Noch zögert das Außenamt mit einer Einstufung weiterer tschechischer Regionen als Risikogebiet. Sollte es sich dazu entschließen, wäre dies ein herber Schlag viele vom Tourismus abhängige Kommunen. Jährlich mehr als zwei Millionen Deutsche besuchen im Jahr das Nachbarland - sie sind mit Abstand die größte Touristengruppe in Tschechien. Die Gefahr einer Reisewarnung für das gesamte EU-Land steigt dennoch: Nach Berechnungen von ntv.de auf Datenbasis der Europäischen Gesundheitsbehörde ECDC weist Tschechien aktuell eine Sieben-Tage-Inzidenz von 49,4 auf (Stand: 9. September 2020).
Zögerliche Anerkennung der Dynamik
Zwar hatten die tschechischen Behörden bereits Anfang August ein vierstufiges Ampelsystem zur detaillierten Bewertung des Infektionsgeschehens in den jeweiligen Regionen eingeführt, doch offenbar erst jetzt sieht sich die Regierung des Landes zum Handeln gezwungen.
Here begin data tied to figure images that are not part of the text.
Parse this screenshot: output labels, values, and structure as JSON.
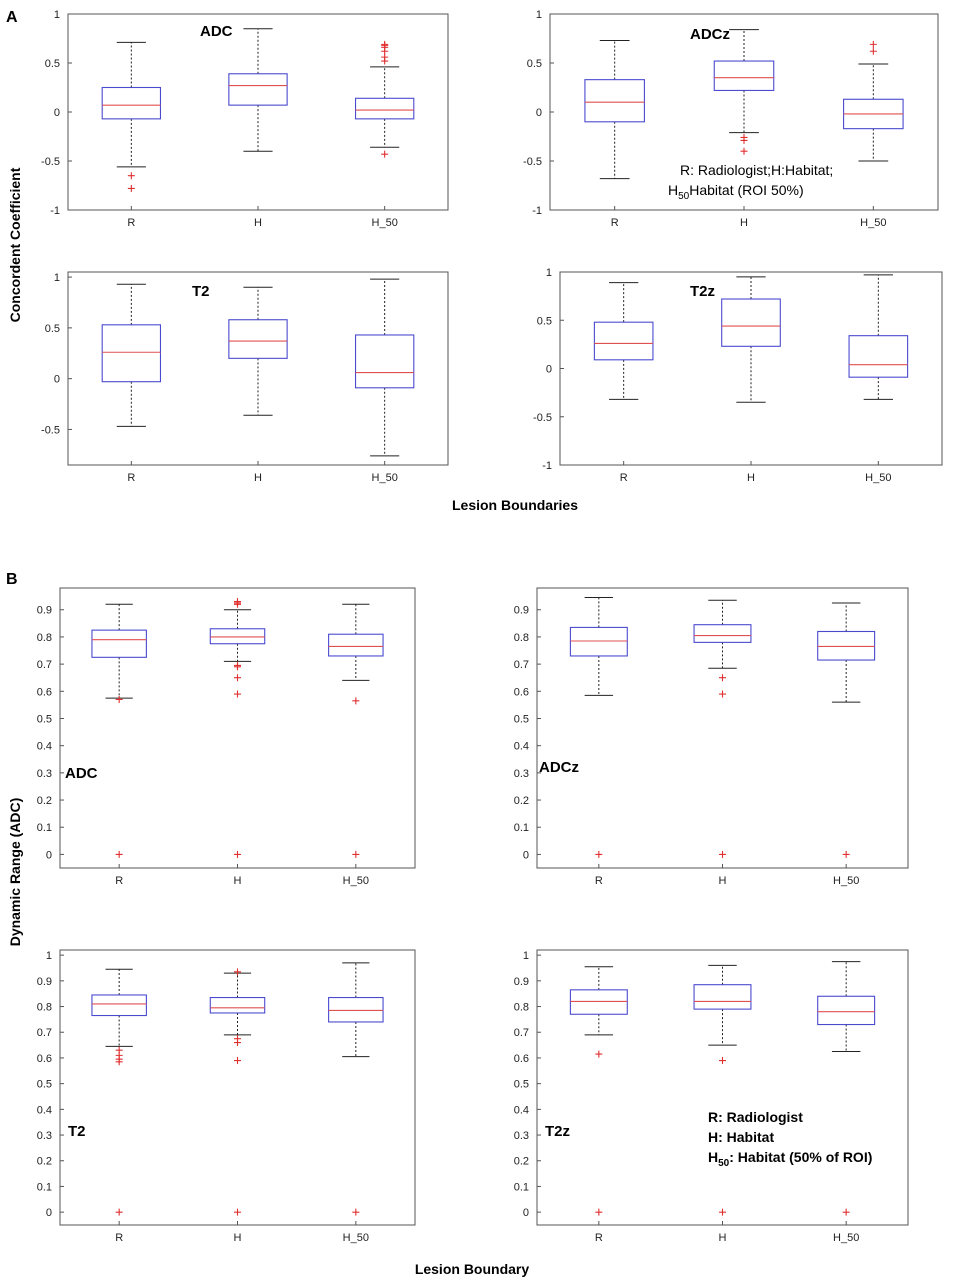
{
  "panels": {
    "A": {
      "letter": "A",
      "ylabel": "Concordent Coefficient",
      "xlabel": "Lesion Boundaries",
      "legend": {
        "line1": "R: Radiologist;H:Habitat;",
        "line2_prefix": "H",
        "line2_sub": "50",
        "line2_rest": "Habitat (ROI 50%)"
      }
    },
    "B": {
      "letter": "B",
      "ylabel": "Dynamic Range (ADC)",
      "xlabel": "Lesion Boundary",
      "legend": {
        "line1": "R: Radiologist",
        "line2": "H: Habitat",
        "line3_prefix": "H",
        "line3_sub": "50",
        "line3_rest": ": Habitat (50% of ROI)"
      }
    }
  },
  "colors": {
    "box": "#4a4ad0",
    "median": "#e05050",
    "whisker": "#222222",
    "outlier": "#e03030",
    "frame": "#555555"
  },
  "chart_data": [
    {
      "type": "box",
      "panel": "A",
      "title": "ADC",
      "categories": [
        "R",
        "H",
        "H_50"
      ],
      "ylim": [
        -1,
        1
      ],
      "yticks": [
        -1,
        -0.5,
        0,
        0.5,
        1
      ],
      "boxes": [
        {
          "whislo": -0.56,
          "q1": -0.07,
          "med": 0.07,
          "q3": 0.25,
          "whishi": 0.71,
          "fliers": [
            -0.65,
            -0.78
          ]
        },
        {
          "whislo": -0.4,
          "q1": 0.07,
          "med": 0.27,
          "q3": 0.39,
          "whishi": 0.85,
          "fliers": []
        },
        {
          "whislo": -0.36,
          "q1": -0.07,
          "med": 0.02,
          "q3": 0.14,
          "whishi": 0.46,
          "fliers": [
            0.52,
            0.56,
            0.62,
            0.66,
            0.68,
            0.69,
            -0.43
          ]
        }
      ]
    },
    {
      "type": "box",
      "panel": "A",
      "title": "ADCz",
      "categories": [
        "R",
        "H",
        "H_50"
      ],
      "ylim": [
        -1,
        1
      ],
      "yticks": [
        -1,
        -0.5,
        0,
        0.5,
        1
      ],
      "boxes": [
        {
          "whislo": -0.68,
          "q1": -0.1,
          "med": 0.1,
          "q3": 0.33,
          "whishi": 0.73,
          "fliers": []
        },
        {
          "whislo": -0.21,
          "q1": 0.22,
          "med": 0.35,
          "q3": 0.52,
          "whishi": 0.84,
          "fliers": [
            -0.26,
            -0.29,
            -0.4
          ]
        },
        {
          "whislo": -0.5,
          "q1": -0.17,
          "med": -0.02,
          "q3": 0.13,
          "whishi": 0.49,
          "fliers": [
            0.62,
            0.69
          ]
        }
      ]
    },
    {
      "type": "box",
      "panel": "A",
      "title": "T2",
      "categories": [
        "R",
        "H",
        "H_50"
      ],
      "ylim": [
        -0.85,
        1.05
      ],
      "yticks": [
        -0.5,
        0,
        0.5,
        1
      ],
      "boxes": [
        {
          "whislo": -0.47,
          "q1": -0.03,
          "med": 0.26,
          "q3": 0.53,
          "whishi": 0.93,
          "fliers": []
        },
        {
          "whislo": -0.36,
          "q1": 0.2,
          "med": 0.37,
          "q3": 0.58,
          "whishi": 0.9,
          "fliers": []
        },
        {
          "whislo": -0.76,
          "q1": -0.09,
          "med": 0.06,
          "q3": 0.43,
          "whishi": 0.98,
          "fliers": []
        }
      ]
    },
    {
      "type": "box",
      "panel": "A",
      "title": "T2z",
      "categories": [
        "R",
        "H",
        "H_50"
      ],
      "ylim": [
        -1,
        1
      ],
      "yticks": [
        -1,
        -0.5,
        0,
        0.5,
        1
      ],
      "boxes": [
        {
          "whislo": -0.32,
          "q1": 0.09,
          "med": 0.26,
          "q3": 0.48,
          "whishi": 0.89,
          "fliers": []
        },
        {
          "whislo": -0.35,
          "q1": 0.23,
          "med": 0.44,
          "q3": 0.72,
          "whishi": 0.95,
          "fliers": []
        },
        {
          "whislo": -0.32,
          "q1": -0.09,
          "med": 0.04,
          "q3": 0.34,
          "whishi": 0.97,
          "fliers": []
        }
      ]
    },
    {
      "type": "box",
      "panel": "B",
      "title": "ADC",
      "categories": [
        "R",
        "H",
        "H_50"
      ],
      "ylim": [
        -0.05,
        0.98
      ],
      "yticks": [
        0,
        0.1,
        0.2,
        0.3,
        0.4,
        0.5,
        0.6,
        0.7,
        0.8,
        0.9
      ],
      "boxes": [
        {
          "whislo": 0.575,
          "q1": 0.725,
          "med": 0.79,
          "q3": 0.825,
          "whishi": 0.92,
          "fliers": [
            0.57,
            0
          ]
        },
        {
          "whislo": 0.71,
          "q1": 0.775,
          "med": 0.8,
          "q3": 0.83,
          "whishi": 0.9,
          "fliers": [
            0.92,
            0.925,
            0.93,
            0.695,
            0.69,
            0.65,
            0.59,
            0
          ]
        },
        {
          "whislo": 0.64,
          "q1": 0.73,
          "med": 0.765,
          "q3": 0.81,
          "whishi": 0.92,
          "fliers": [
            0.565,
            0
          ]
        }
      ]
    },
    {
      "type": "box",
      "panel": "B",
      "title": "ADCz",
      "categories": [
        "R",
        "H",
        "H_50"
      ],
      "ylim": [
        -0.05,
        0.98
      ],
      "yticks": [
        0,
        0.1,
        0.2,
        0.3,
        0.4,
        0.5,
        0.6,
        0.7,
        0.8,
        0.9
      ],
      "boxes": [
        {
          "whislo": 0.585,
          "q1": 0.73,
          "med": 0.785,
          "q3": 0.835,
          "whishi": 0.945,
          "fliers": [
            0
          ]
        },
        {
          "whislo": 0.685,
          "q1": 0.78,
          "med": 0.805,
          "q3": 0.845,
          "whishi": 0.935,
          "fliers": [
            0.65,
            0.59,
            0
          ]
        },
        {
          "whislo": 0.56,
          "q1": 0.715,
          "med": 0.765,
          "q3": 0.82,
          "whishi": 0.925,
          "fliers": [
            0
          ]
        }
      ]
    },
    {
      "type": "box",
      "panel": "B",
      "title": "T2",
      "categories": [
        "R",
        "H",
        "H_50"
      ],
      "ylim": [
        -0.05,
        1.02
      ],
      "yticks": [
        0,
        0.1,
        0.2,
        0.3,
        0.4,
        0.5,
        0.6,
        0.7,
        0.8,
        0.9,
        1
      ],
      "boxes": [
        {
          "whislo": 0.645,
          "q1": 0.765,
          "med": 0.81,
          "q3": 0.845,
          "whishi": 0.945,
          "fliers": [
            0.63,
            0.61,
            0.595,
            0.585,
            0
          ]
        },
        {
          "whislo": 0.69,
          "q1": 0.775,
          "med": 0.795,
          "q3": 0.835,
          "whishi": 0.93,
          "fliers": [
            0.935,
            0.675,
            0.66,
            0.59,
            0
          ]
        },
        {
          "whislo": 0.605,
          "q1": 0.74,
          "med": 0.785,
          "q3": 0.835,
          "whishi": 0.97,
          "fliers": [
            0
          ]
        }
      ]
    },
    {
      "type": "box",
      "panel": "B",
      "title": "T2z",
      "categories": [
        "R",
        "H",
        "H_50"
      ],
      "ylim": [
        -0.05,
        1.02
      ],
      "yticks": [
        0,
        0.1,
        0.2,
        0.3,
        0.4,
        0.5,
        0.6,
        0.7,
        0.8,
        0.9,
        1
      ],
      "boxes": [
        {
          "whislo": 0.69,
          "q1": 0.77,
          "med": 0.82,
          "q3": 0.865,
          "whishi": 0.955,
          "fliers": [
            0.615,
            0
          ]
        },
        {
          "whislo": 0.65,
          "q1": 0.79,
          "med": 0.82,
          "q3": 0.885,
          "whishi": 0.96,
          "fliers": [
            0.59,
            0
          ]
        },
        {
          "whislo": 0.625,
          "q1": 0.73,
          "med": 0.78,
          "q3": 0.84,
          "whishi": 0.975,
          "fliers": [
            0
          ]
        }
      ]
    }
  ]
}
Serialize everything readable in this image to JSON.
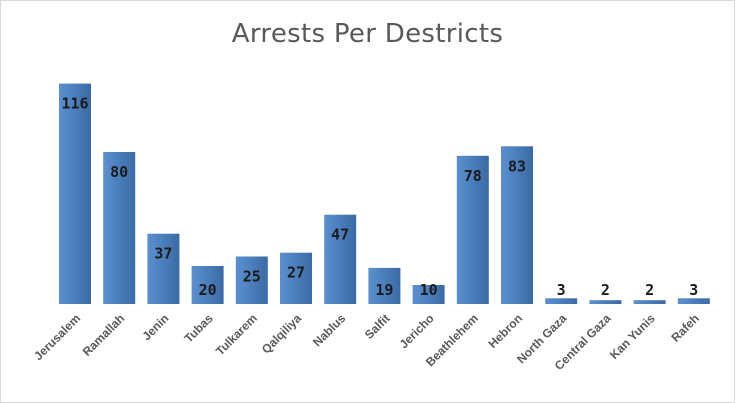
{
  "chart_data": {
    "type": "bar",
    "title": "Arrests Per Destricts",
    "xlabel": "",
    "ylabel": "",
    "categories": [
      "Jerusalem",
      "Ramallah",
      "Jenin",
      "Tubas",
      "Tulkarem",
      "Qalqiliya",
      "Nablus",
      "Salfit",
      "Jericho",
      "Beathlehem",
      "Hebron",
      "North Gaza",
      "Central Gaza",
      "Kan Yunis",
      "Rafeh"
    ],
    "values": [
      116,
      80,
      37,
      20,
      25,
      27,
      47,
      19,
      10,
      78,
      83,
      3,
      2,
      2,
      3
    ],
    "ylim": [
      0,
      125
    ],
    "grid": false,
    "legend": "none",
    "bar_color": "#4a7ebb",
    "bar_color_light": "#5b8fd0",
    "bar_color_dark": "#3a6aa5",
    "label_color": "#1a1a1a",
    "tick_color": "#595959"
  }
}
Nachdem Ministerpräsident Andrej Babiš die WHO-Kritik mit markigen Worten zurückgewiesen hatte, verkündete sein Gesundheitsminister Adam Vojtěch eine ab diesem Donnerstag geltende Maskenpflicht, die damit landesweit von öffentlichen Verkehrsmitteln auf öffentlich zugängliche Innenräume ausgeweitet wird. Auch in Geschäften gilt seit Anfang des Monats eine Maskenpflicht.
Noch im Juni hatte Babiš landesweite Maßnahmen kategorisch ausgeschlossen. Damals hatten Tausende das Ende der Corona-Beschränkungen in der Republik gefeiert - als eines der ersten Länder in Europa schaffte Tschechien die Maskenpflicht ab. Zuvor war der mitteleuropäische Staat einer der ersten gewesen, die das Tragen einer Mund-Nase-Bedeckung vorschrieben. Nun reiht sich das Land wieder bei den meisten anderen EU-Partnern ein. Ein großes Risiko bleibt jedoch: Zu Beginn der Woche hatte Regierungschef Babiš öffentlich erwogen, Kontakte nur bei Covid-19-Patienten mit ernsthaftem Krankheitsverlauf nachzuverfolgen und somit weniger zu testen. Dies rief die besorgte Reaktion der WHO hervor - und könnte Tschechien in eine tiefe Corona-Krise stürzen.